As Patricia King, her real name, she has authored five books on business subjects including Never Work for a Jerk, which was featured on the Oprah Winfrey Show, and the current Monster Boss. 
Annamaria/Patricia lives in New York City, and writes today about the place where her novel is set:


The Richest City in the World


Picture the most powerful city in the Western Hemisphere, the same size as London, a place that has dominated the economic life of the planet for a century.  Its upper classes are mostly white, consumed with displaying their wealth in the form of the latest in luxury goods and sumptuous parties.  The thankless or dangerous work is done by a brown underclass of people largely of South American Indian or mixed Indian and Spanish blood.  At the moment, the city is on the brink of economic ruin, because its dominant men have manipulated the financial system in a way that will affect the economies of countries around the world.  The troubled among its citizens console themselves with strong drink or fundamentalist religion.
Sound familiar?  New York City in 2010, right?
Well, yes, but it is also Potosi, in the Spanish Viceroyalty of Peru in 1650.

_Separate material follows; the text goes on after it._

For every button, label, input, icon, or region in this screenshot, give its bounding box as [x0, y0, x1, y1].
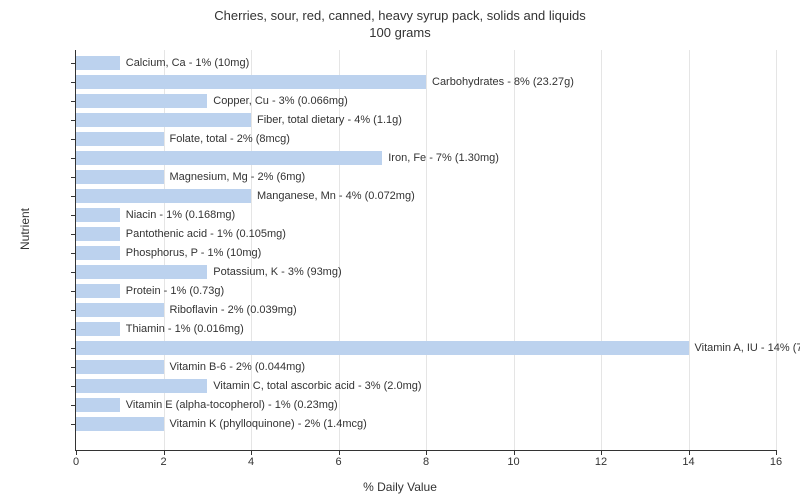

The most fundamental thing about Potosi is its position.  At 13,500 feet, it was then and is now the highest city on earth.  What could possibly have brought 160,000 souls—noblemen and beggars, the covetous and zealous—to live in a remote and desolate land where not a blade of grass grew, in thin,  icy air, buffeted by awesome storms and bitter winds?  Only one thing: Money.  Literally, tons of it.

In April of 1545, the Spanish arrived and claimed a red canonical mountain that turned out to be the richest silver lode ever discovered.  Despite the hostile natural environment, over the next century, the city attracted Indian and Spanish miners from all over the Altiplano and western South America.
At first, silver was so close to the surface that it had been exposed by erosion, and so pure that it hardly required refining.  And the riches were shared among all—Indian or Spanish—who worked the Cerro Rico (rich mountain).  Twenty percent of all that was taken was loaded on mules and llamas to make the three-week trip to the coast at Arica, where it was sent to the King of Spain. 

The city that grew up at the base of the mountain became a lovely Spanish place with a cathedral, monasteries and convents, palaces of noble (actual or pretended) Spaniards and their wives, a theater, and a mint to stamp coins, which came to be known as doubloons in the pirate adventure stories of our childhoods. 
The buildings were decorated by native artisans in a style called Mestizo Baroque: as ornate, complex and beautiful as Baroque churches in Rome or Vienna, but with motifs of jungle animals, exotic plants, and Indian faces. 
By 1650, however, the veins being exploited were deep in the mountain, and the mine owners required mercury to purify the silver.  To maintain the flow of wealth, the Spanish instituted a system of enforced labor called the mita, little different from, some say with no difference from slavery.  The work was so dangerous that tradition says, in the villages where men were impressed into the mita, their relatives played dirges for them as they marched away.
Potosí still exists as a city of 105,000.  In 1986, UNESCO declared it part of the Patrimony of Humanity.  Its architectural masterpieces have largely been restored and can be enjoyed by visitors.

Miners still work the Cerro Rico.  Until recently, they have taken mostly tin and copper from the mountain.  But the media have reported that lithium, perhaps the metal of the Twenty-first Century , has been discovered there.
The life of Potosí is about to change again.